Comfort she’s allowed to have.

“Wait,” she says, pulling away just enough to read his expression. “Was the weird bond thing how you were able to know when I was like this?”

He opens his mouth to answer, then closes it.

“And here I thought you were just a good boyfriend,” she says dryly, and he has the gall to roll his eyes.

“I can’t, you know, pick out ‘oh this one is depression’ and ‘this mood is pissed about the weather’ and ‘this one’s because she forgot coffee,’” he says, and she squints at him. “Just general moods. I thought Gurlien was picking a fight with you the entire drive.”

“Nope, just my brain,” Delina replies, then breaks the contact long enough to grab the bag of chips. “I’m okay.”

He huffs out something halfway between a sigh and a laugh, then follows her back to the car.

38

They don’t stop until the sun has risen over the flat farmlands and Gurlien directs them to a lone cabin, hidden behind a windbreak of trees about three miles off the main freeway.

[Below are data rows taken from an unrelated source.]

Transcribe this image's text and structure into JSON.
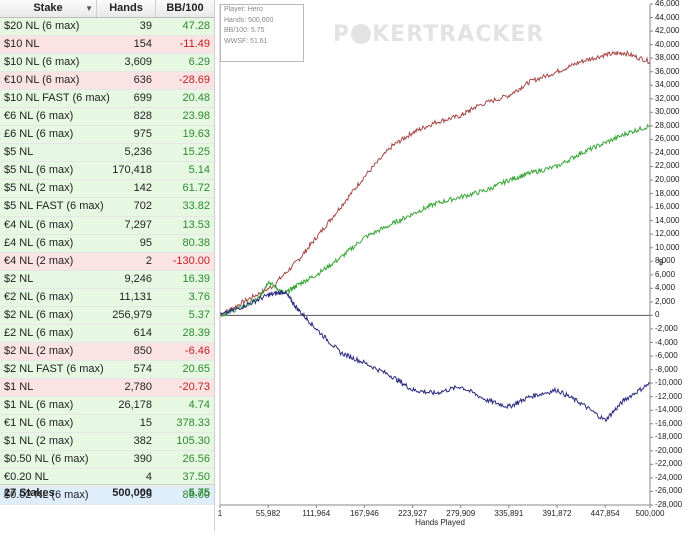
{
  "table": {
    "columns": {
      "stake": "Stake",
      "hands": "Hands",
      "bb100": "BB/100"
    },
    "rows": [
      {
        "stake": "$20 NL (6 max)",
        "hands": "39",
        "bb100": "47.28",
        "bg": "g"
      },
      {
        "stake": "$10 NL",
        "hands": "154",
        "bb100": "-11.49",
        "bg": "r"
      },
      {
        "stake": "$10 NL (6 max)",
        "hands": "3,609",
        "bb100": "6.29",
        "bg": "g"
      },
      {
        "stake": "€10 NL (6 max)",
        "hands": "636",
        "bb100": "-28.69",
        "bg": "r"
      },
      {
        "stake": "$10 NL FAST (6 max)",
        "hands": "699",
        "bb100": "20.48",
        "bg": "g"
      },
      {
        "stake": "€6 NL (6 max)",
        "hands": "828",
        "bb100": "23.98",
        "bg": "g"
      },
      {
        "stake": "£6 NL (6 max)",
        "hands": "975",
        "bb100": "19.63",
        "bg": "g"
      },
      {
        "stake": "$5 NL",
        "hands": "5,236",
        "bb100": "15.25",
        "bg": "g"
      },
      {
        "stake": "$5 NL (6 max)",
        "hands": "170,418",
        "bb100": "5.14",
        "bg": "g"
      },
      {
        "stake": "$5 NL (2 max)",
        "hands": "142",
        "bb100": "61.72",
        "bg": "g"
      },
      {
        "stake": "$5 NL FAST (6 max)",
        "hands": "702",
        "bb100": "33.82",
        "bg": "g"
      },
      {
        "stake": "€4 NL (6 max)",
        "hands": "7,297",
        "bb100": "13.53",
        "bg": "g"
      },
      {
        "stake": "£4 NL (6 max)",
        "hands": "95",
        "bb100": "80.38",
        "bg": "g"
      },
      {
        "stake": "€4 NL (2 max)",
        "hands": "2",
        "bb100": "-130.00",
        "bg": "r"
      },
      {
        "stake": "$2 NL",
        "hands": "9,246",
        "bb100": "16.39",
        "bg": "g"
      },
      {
        "stake": "€2 NL (6 max)",
        "hands": "11,131",
        "bb100": "3.76",
        "bg": "g"
      },
      {
        "stake": "$2 NL (6 max)",
        "hands": "256,979",
        "bb100": "5.37",
        "bg": "g"
      },
      {
        "stake": "£2 NL (6 max)",
        "hands": "614",
        "bb100": "28.39",
        "bg": "g"
      },
      {
        "stake": "$2 NL (2 max)",
        "hands": "850",
        "bb100": "-6.46",
        "bg": "r"
      },
      {
        "stake": "$2 NL FAST (6 max)",
        "hands": "574",
        "bb100": "20.65",
        "bg": "g"
      },
      {
        "stake": "$1 NL",
        "hands": "2,780",
        "bb100": "-20.73",
        "bg": "r"
      },
      {
        "stake": "$1 NL (6 max)",
        "hands": "26,178",
        "bb100": "4.74",
        "bg": "g"
      },
      {
        "stake": "€1 NL (6 max)",
        "hands": "15",
        "bb100": "378.33",
        "bg": "g"
      },
      {
        "stake": "$1 NL (2 max)",
        "hands": "382",
        "bb100": "105.30",
        "bg": "g"
      },
      {
        "stake": "$0.50 NL (6 max)",
        "hands": "390",
        "bb100": "26.56",
        "bg": "g"
      },
      {
        "stake": "€0.20 NL",
        "hands": "4",
        "bb100": "37.50",
        "bg": "g"
      },
      {
        "stake": "$0.02 NL (6 max)",
        "hands": "25",
        "bb100": "86.00",
        "bg": "b"
      }
    ],
    "total": {
      "stake": "27 Stakes",
      "hands": "500,000",
      "bb100": "5.75"
    }
  },
  "chart": {
    "legend": {
      "player": "Player: Hero",
      "hands": "Hands: 500,000",
      "bb100": "BB/100: 5.75",
      "wwsf": "WWSF: 51.61"
    },
    "watermark": {
      "left": "P",
      "right": "KERTRACKER"
    },
    "icon": "poker-chip-icon",
    "colors": {
      "red_line": "#a84a4a",
      "green_line": "#3aa63a",
      "blue_line": "#2c2c80",
      "zero_line": "#555555"
    }
  },
  "chart_data": {
    "type": "line",
    "xlabel": "Hands Played",
    "ylabel": "$",
    "xlim": [
      1,
      500000
    ],
    "ylim": [
      -28000,
      46000
    ],
    "x_ticks": [
      1,
      55982,
      111964,
      167946,
      223927,
      279909,
      335891,
      391872,
      447854,
      500000
    ],
    "x_tick_labels": [
      "1",
      "55,982",
      "111,964",
      "167,946",
      "223,927",
      "279,909",
      "335,891",
      "391,872",
      "447,854",
      "500,000"
    ],
    "y_ticks": [
      46000,
      44000,
      42000,
      40000,
      38000,
      36000,
      34000,
      32000,
      30000,
      28000,
      26000,
      24000,
      22000,
      20000,
      18000,
      16000,
      14000,
      12000,
      10000,
      8000,
      6000,
      4000,
      2000,
      0,
      -2000,
      -4000,
      -6000,
      -8000,
      -10000,
      -12000,
      -14000,
      -16000,
      -18000,
      -20000,
      -22000,
      -24000,
      -26000,
      -28000
    ],
    "y_tick_labels": [
      "46,000",
      "44,000",
      "42,000",
      "40,000",
      "38,000",
      "36,000",
      "34,000",
      "32,000",
      "30,000",
      "28,000",
      "26,000",
      "24,000",
      "22,000",
      "20,000",
      "18,000",
      "16,000",
      "14,000",
      "12,000",
      "10,000",
      "8,000",
      "6,000",
      "4,000",
      "2,000",
      "0",
      "-2,000",
      "-4,000",
      "-6,000",
      "-8,000",
      "-10,000",
      "-12,000",
      "-14,000",
      "-16,000",
      "-18,000",
      "-20,000",
      "-22,000",
      "-24,000",
      "-26,000",
      "-28,000"
    ],
    "series": [
      {
        "color": "#a84a4a",
        "x": [
          1,
          30000,
          60000,
          90000,
          111964,
          140000,
          167946,
          200000,
          223927,
          250000,
          279909,
          300000,
          335891,
          360000,
          391872,
          420000,
          447854,
          470000,
          500000
        ],
        "y": [
          0,
          2200,
          4200,
          8000,
          11500,
          16000,
          20500,
          25000,
          27000,
          28500,
          29500,
          31000,
          32500,
          34500,
          36000,
          37500,
          38500,
          38800,
          37500
        ]
      },
      {
        "color": "#3aa63a",
        "x": [
          1,
          25000,
          45000,
          55982,
          75000,
          90000,
          111964,
          140000,
          167946,
          200000,
          223927,
          250000,
          279909,
          310000,
          335891,
          360000,
          391872,
          420000,
          447854,
          475000,
          500000
        ],
        "y": [
          0,
          1200,
          2500,
          5000,
          3200,
          4500,
          6000,
          8500,
          11500,
          13500,
          15000,
          16500,
          17500,
          18500,
          20000,
          21000,
          22000,
          24000,
          25500,
          27000,
          28000
        ]
      },
      {
        "color": "#2c2c80",
        "x": [
          1,
          30000,
          55982,
          75000,
          90000,
          111964,
          140000,
          167946,
          200000,
          223927,
          250000,
          279909,
          310000,
          335891,
          360000,
          391872,
          420000,
          447854,
          470000,
          500000
        ],
        "y": [
          0,
          1500,
          3000,
          3500,
          1000,
          -2000,
          -5500,
          -7000,
          -9000,
          -11000,
          -11500,
          -10500,
          -12500,
          -13500,
          -12000,
          -11000,
          -13000,
          -15500,
          -12500,
          -10000
        ]
      }
    ]
  }
}
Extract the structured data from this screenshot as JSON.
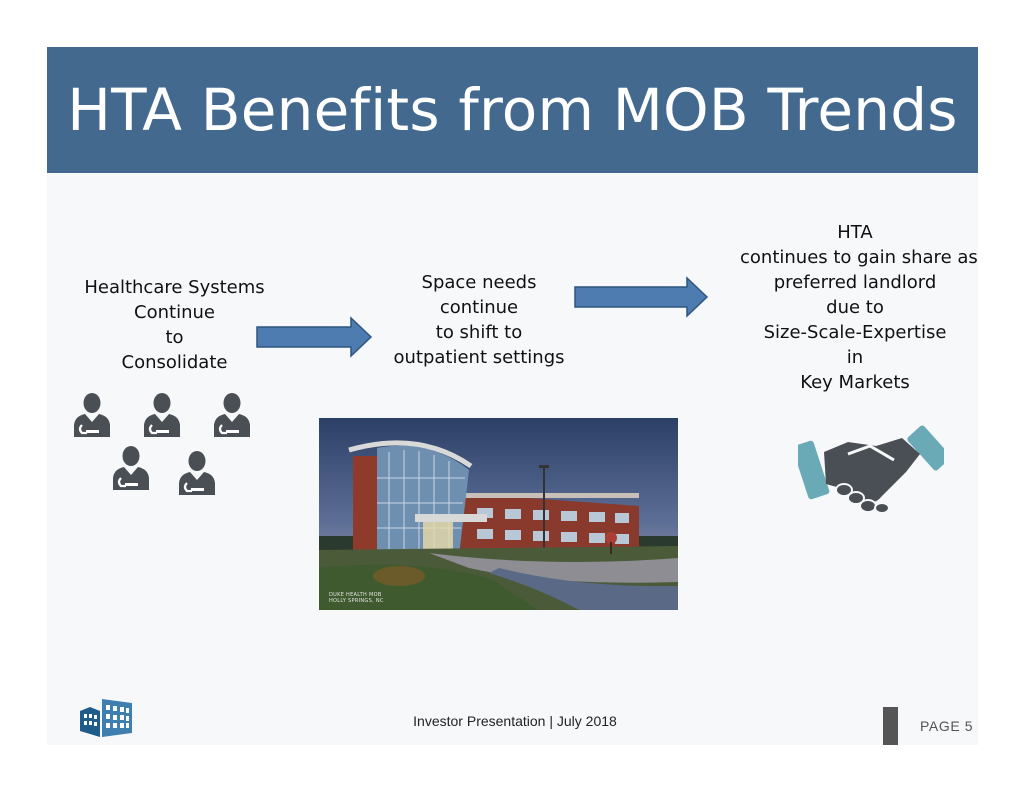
{
  "title": "HTA Benefits from MOB Trends",
  "left_block": {
    "lines": [
      "Healthcare Systems",
      "Continue",
      "to",
      "Consolidate"
    ]
  },
  "middle_block": {
    "lines": [
      "Space needs",
      "continue",
      "to shift to",
      "outpatient settings"
    ]
  },
  "right_block": {
    "lines": [
      "HTA",
      "continues to gain share as",
      "preferred landlord",
      "due to",
      "Size-Scale-Expertise",
      "in",
      "Key Markets"
    ]
  },
  "photo": {
    "caption_line1": "DUKE HEALTH MOB",
    "caption_line2": "HOLLY SPRINGS, NC"
  },
  "footer": {
    "text": "Investor Presentation | July 2018",
    "page": "PAGE 5"
  },
  "icons": {
    "people": "person-icon",
    "handshake": "handshake-icon",
    "logo": "company-logo-icon"
  },
  "colors": {
    "title_bg": "#44698f",
    "arrow": "#4f7cb0",
    "teal": "#6aaab6",
    "icon_dark": "#4a4f56"
  }
}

It’s more of a shack than anything else. While the roof stands steady above them, the wind whistles through the slats in the walls and dust piles in the corners, soft and powdery.

“Wait,” Chloe says, as Delina peers inside, and Maison puts out his arm to stop her from stepping inside.

“What is it?” Gurlien says, and the cat is now zipped up in his jacket, creating an odd bulge on his chest.